Me escuchó por última vez el día de mi cumpleaños (que siempre olvidaba, por cierto). Quedamos y lloré como nunca junto a él. Aquella vez no me abrazó, no me besó. Solo escuchó, y yo pude ver perfectamente el dolor en su mirada, la impotencia de saber que, en realidad, él no podía hacer nada. Supe entonces que seguía enamorado de mí, después de tantos años.
Intenté volver a verle varias veces, pero nunca podía quedar conmigo. Me enfadaba y después le echaba tanto de menos, que volvía a escribirle. Un día, harta ya de todo, le escribí un mensaje eterno pidiendo explicaciones. No me las dio. Dijo cosas sin sentido y puso excusas estúpidas. Al final, después de que yo escribiese un par de mensajes más, me dijo que no podía ayudarme, que debía buscar alguien con una opinión más objetiva que la suya. Y yo me despedí de él para siempre. Había aprendido que, mucho de lo que me pasaba y de lo que me atormentaba, se debía a que andaba siempre perdiendo dignidad ante los demás. Perdonando demasiado, prometiéndome cosas que después no cumplía, suplicando verle a él, entre otras cosas.
Así que me despedí, enfadada y con el corazón tan roto, que creo que jamás podré juntar de nuevo los pedazos.
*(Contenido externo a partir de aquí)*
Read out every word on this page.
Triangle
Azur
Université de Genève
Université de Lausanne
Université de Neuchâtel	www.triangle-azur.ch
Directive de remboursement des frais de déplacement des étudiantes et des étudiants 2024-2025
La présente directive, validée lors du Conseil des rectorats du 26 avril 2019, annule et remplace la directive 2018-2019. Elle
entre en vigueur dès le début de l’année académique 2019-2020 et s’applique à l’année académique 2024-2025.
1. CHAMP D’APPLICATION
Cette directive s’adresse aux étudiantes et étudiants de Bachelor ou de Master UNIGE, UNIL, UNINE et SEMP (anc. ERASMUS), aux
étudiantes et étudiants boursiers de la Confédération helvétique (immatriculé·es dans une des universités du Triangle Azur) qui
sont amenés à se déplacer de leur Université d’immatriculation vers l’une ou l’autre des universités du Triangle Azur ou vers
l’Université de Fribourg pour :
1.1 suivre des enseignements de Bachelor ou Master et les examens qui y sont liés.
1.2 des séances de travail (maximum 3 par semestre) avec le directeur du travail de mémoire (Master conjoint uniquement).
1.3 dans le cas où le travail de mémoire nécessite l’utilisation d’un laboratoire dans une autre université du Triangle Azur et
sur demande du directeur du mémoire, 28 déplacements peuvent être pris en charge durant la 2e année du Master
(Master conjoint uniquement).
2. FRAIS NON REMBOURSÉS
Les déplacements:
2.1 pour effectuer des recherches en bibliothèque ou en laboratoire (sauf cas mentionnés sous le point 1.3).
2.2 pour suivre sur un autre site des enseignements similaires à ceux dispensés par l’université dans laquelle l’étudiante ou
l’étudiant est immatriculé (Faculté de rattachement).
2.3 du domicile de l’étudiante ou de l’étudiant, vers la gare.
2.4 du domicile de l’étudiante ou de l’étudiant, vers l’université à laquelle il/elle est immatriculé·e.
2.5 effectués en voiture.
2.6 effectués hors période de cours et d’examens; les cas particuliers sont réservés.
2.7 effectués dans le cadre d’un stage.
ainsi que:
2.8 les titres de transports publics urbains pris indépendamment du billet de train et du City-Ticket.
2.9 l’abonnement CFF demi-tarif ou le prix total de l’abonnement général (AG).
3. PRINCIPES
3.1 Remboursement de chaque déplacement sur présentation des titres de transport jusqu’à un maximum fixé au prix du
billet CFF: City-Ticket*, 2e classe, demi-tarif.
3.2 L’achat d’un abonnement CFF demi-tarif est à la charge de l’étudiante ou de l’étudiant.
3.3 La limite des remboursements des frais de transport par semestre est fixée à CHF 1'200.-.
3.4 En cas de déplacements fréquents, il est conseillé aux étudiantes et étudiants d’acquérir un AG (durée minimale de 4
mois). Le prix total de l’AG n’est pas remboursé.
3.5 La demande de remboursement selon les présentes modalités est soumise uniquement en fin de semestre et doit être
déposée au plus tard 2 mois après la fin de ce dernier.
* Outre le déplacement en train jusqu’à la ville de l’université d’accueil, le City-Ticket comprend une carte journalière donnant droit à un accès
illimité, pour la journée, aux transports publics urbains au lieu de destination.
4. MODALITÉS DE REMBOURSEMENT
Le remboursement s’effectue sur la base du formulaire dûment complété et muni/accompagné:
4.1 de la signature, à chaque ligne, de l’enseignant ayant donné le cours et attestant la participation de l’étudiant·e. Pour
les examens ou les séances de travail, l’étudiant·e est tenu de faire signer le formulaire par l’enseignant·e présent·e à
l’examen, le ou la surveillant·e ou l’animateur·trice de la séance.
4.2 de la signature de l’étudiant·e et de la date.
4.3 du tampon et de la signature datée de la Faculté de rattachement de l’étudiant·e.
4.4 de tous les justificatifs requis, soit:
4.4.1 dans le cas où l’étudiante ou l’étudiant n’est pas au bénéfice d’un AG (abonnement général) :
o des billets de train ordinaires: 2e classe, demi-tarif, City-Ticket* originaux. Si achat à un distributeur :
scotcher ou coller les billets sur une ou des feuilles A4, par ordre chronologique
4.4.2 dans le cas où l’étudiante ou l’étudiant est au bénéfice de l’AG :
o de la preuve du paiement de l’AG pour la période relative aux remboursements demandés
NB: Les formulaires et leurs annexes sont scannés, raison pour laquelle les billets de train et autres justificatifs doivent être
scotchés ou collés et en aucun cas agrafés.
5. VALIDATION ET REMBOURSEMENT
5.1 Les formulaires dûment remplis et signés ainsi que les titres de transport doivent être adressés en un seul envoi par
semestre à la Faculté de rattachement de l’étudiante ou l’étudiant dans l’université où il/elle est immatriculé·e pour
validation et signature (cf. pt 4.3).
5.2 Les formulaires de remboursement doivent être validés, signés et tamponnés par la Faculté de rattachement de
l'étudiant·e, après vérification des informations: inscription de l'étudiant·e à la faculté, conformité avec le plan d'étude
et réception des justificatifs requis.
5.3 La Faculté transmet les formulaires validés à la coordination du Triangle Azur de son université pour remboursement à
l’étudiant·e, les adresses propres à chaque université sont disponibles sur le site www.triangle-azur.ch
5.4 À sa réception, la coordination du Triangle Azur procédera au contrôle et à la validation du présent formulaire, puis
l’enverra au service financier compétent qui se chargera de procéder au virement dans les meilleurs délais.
A veces, me encuentro, como hoy, echándole de menos, deseando que todo fuese como antes, añorando cada sonrisa, cada abrazo, cada beso, cada caricia… A veces, pienso que le herí, que abusé de él con todos mis problemas. A veces, creo que nunca me amó de verdad, porque si no, no me hubiese abandonado. A veces, creo que me amaba tanto que se cansó de verme infeliz y no poder hacer nada, y decidió dejar de sufrir por algo imposible. A veces, me encuentro deseando que él aún me extrañe, aun me quiera, aun piense en mí, al menos, la mitad de lo que yo lo hago.
Pero siempre, siempre, pienso en que aún le quiero. En que si él llamase, yo volvería sin dudarlo. En que sigue siendo el único que es capaz de recomponer mi corazón hecho pedazos con un solo abrazo.